Eight congruent rectangles are arranged to form a larger rectangle as shown.

  1. If the congruent rectangles each have a length of \(6\) cm and a width of \(3\) cm, what is the perimeter of the larger rectangle?

  2. Suppose that the congruent rectangles each have a longer side of length \(L\) cm and a shorter side of length \(4\) cm. Suppose also that the perimeter of the larger rectangle is \(64\) cm.

    1. What is the value of \(L\)?

    2. What is the area of one of the eight congruent rectangles?

    Extension: Can you solve part (b) without knowing that the length of the shorter side of each rectangle is \(4\) cm? If so, how?

Solution

  1. Since each rectangle has a length of \(6\) cm and a width of \(3\) cm, the larger rectangle must have sides of lengths \(6+6=12\) cm and \(3+6+3=12\) cm. Thus, the perimeter of the larger rectangle is \(12+12+12+12 = 48\) cm.

    1. Since each rectangle has a longer side of length \(L\) cm and shorter side of length \(4\) cm, we can label our diagram to find the dimensions of the larger rectangle.

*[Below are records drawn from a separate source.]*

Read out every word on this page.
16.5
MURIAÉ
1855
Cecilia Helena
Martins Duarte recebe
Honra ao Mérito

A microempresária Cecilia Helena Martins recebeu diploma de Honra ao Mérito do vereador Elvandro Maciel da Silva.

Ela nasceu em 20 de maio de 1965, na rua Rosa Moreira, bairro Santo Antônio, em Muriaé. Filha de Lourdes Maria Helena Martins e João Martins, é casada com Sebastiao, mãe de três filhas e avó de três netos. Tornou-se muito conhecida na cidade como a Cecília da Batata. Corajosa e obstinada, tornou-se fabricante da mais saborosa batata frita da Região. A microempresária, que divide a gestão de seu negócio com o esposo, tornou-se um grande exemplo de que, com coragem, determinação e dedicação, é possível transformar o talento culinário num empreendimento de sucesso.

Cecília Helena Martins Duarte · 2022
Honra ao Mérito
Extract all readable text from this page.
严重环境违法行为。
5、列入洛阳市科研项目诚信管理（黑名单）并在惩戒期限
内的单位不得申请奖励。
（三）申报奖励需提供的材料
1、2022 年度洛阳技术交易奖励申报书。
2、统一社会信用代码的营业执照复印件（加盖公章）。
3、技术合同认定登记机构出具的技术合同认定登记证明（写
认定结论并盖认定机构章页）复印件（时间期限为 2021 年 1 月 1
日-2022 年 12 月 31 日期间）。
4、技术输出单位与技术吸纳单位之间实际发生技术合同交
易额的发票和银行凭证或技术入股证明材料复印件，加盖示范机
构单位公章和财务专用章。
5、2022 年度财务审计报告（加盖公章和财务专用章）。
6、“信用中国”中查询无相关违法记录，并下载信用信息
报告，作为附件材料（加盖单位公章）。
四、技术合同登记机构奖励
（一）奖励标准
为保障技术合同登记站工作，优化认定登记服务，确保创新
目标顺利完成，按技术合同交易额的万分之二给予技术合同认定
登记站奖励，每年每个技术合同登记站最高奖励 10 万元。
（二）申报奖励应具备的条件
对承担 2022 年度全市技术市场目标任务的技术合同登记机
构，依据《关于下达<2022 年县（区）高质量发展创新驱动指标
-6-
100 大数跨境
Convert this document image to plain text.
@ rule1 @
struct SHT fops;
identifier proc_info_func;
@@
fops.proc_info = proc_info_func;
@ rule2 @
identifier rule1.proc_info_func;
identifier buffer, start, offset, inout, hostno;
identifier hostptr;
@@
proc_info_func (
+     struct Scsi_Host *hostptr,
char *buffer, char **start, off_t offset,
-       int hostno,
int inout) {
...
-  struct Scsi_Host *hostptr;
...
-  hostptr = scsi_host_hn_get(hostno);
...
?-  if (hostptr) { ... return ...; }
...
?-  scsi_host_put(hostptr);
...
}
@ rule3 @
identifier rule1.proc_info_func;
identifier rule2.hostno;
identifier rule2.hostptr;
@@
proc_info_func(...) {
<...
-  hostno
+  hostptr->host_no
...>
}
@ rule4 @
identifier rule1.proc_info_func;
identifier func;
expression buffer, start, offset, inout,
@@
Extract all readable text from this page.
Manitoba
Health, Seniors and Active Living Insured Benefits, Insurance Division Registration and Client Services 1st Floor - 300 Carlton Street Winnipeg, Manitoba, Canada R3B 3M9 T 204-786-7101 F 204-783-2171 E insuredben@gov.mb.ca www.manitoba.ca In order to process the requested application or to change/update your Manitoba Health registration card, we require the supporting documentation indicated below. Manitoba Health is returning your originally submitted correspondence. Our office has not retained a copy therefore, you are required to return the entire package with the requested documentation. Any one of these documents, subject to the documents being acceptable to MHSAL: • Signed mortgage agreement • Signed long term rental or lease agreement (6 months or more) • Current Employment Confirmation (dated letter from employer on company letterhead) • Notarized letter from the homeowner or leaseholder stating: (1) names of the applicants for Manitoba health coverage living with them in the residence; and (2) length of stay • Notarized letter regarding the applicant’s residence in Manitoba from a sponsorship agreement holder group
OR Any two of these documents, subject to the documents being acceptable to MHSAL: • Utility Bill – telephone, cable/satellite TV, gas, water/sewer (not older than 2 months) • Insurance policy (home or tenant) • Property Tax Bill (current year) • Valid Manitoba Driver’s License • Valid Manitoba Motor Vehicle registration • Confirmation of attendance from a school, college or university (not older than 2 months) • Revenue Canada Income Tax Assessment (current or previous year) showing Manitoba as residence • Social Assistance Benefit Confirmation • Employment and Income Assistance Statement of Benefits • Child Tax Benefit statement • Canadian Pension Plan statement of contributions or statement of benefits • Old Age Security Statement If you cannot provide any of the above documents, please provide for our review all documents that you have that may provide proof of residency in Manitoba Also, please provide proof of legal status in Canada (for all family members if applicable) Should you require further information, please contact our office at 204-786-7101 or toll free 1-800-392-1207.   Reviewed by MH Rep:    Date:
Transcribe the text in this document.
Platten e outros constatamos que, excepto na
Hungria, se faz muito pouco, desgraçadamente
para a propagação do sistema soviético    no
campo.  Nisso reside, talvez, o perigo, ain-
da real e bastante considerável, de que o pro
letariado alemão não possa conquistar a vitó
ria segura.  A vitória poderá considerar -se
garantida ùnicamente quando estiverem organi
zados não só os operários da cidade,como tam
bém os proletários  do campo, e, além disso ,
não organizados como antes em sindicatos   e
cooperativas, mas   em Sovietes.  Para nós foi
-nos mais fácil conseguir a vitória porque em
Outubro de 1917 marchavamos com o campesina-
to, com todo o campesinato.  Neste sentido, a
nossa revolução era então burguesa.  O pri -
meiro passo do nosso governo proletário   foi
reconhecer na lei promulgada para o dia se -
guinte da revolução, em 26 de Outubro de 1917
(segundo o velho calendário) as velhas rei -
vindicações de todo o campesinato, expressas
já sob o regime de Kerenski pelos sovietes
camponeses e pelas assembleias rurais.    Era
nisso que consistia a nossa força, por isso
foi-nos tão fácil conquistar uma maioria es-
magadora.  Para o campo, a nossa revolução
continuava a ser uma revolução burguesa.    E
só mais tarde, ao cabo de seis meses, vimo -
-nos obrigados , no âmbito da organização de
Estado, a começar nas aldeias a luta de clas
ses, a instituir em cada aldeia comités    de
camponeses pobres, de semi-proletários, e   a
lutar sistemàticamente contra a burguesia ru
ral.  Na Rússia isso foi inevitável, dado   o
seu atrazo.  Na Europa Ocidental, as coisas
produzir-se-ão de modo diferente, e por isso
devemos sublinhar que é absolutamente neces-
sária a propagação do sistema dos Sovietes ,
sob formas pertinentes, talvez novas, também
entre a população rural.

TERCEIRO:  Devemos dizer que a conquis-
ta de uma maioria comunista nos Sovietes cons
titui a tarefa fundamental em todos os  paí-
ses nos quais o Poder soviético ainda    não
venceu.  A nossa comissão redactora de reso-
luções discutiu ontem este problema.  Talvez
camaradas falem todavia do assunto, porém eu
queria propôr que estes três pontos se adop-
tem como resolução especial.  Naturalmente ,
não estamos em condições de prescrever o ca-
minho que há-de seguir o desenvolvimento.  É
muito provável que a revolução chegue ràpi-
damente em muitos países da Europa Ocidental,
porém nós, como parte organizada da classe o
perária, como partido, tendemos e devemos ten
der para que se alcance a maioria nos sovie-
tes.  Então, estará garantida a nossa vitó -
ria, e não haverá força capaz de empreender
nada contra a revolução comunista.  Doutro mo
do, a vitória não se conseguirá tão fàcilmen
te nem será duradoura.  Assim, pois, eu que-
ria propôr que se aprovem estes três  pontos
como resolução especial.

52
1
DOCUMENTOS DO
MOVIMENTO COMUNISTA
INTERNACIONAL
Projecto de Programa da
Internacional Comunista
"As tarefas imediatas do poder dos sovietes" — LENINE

      A horizontal side of the larger rectangle is made up of two segments of length L. A vertical side of the larger rectangle is made up of a segment of length 4, a segment of length L, and another segment of length 4.

      Using this, we determine that the lengths of the sides of the larger rectangle are \(L+L=2L\) and \(4+L+4=L+8\). Since we know the perimeter of the larger rectangle is \(64\) cm, we can write the following equation.

      $$\begin{align} 2L + 2L+(L+8) + (L+8) &=64\\ 6L+16&=64\\ 6L&=64-16\\ 6L&=48 \end{align}$$ Since \(6\times 8=48\), it follows that \(L=8\) cm.

    2. The area of a rectangle is equal to its length times its width. Thus, the area of each congruent rectangle is \(8\times 4 = 32~\text{cm}^2\).

    Extension Solution:

    If we ignore the two rectangles on the top and the two rectangles on the bottom, we can see that two rectangles placed on top of each other horizontally have a height of \(L\). Therefore, the shorter side of each rectangle equals half its longer side, or \(\frac{L}{2}\). We can label our diagram to find the dimensions of the larger rectangle.

    A horizontal side of the larger rectangle is made up of two segments of length L. A vertical side of the larger rectangle is made up of a segment of length L over 2, a segment of length L, and another segment of length L over 2.

    Using this, we determine that the larger rectangle has sides of length \(L+L=2L\) and \(\frac{L}{2}+L+\frac{L}{2}=2L\). So the larger rectangle is actually a square with side length \(2L\). Since we know its perimeter is \(64\) cm, it follows that \(2L+2L+2L+2L = 64\), or \(8L = 64\). Since \(8\times 8=64\), it follows that \(L=8\) cm. So, we can solve this problem without knowing the width of each rectangle.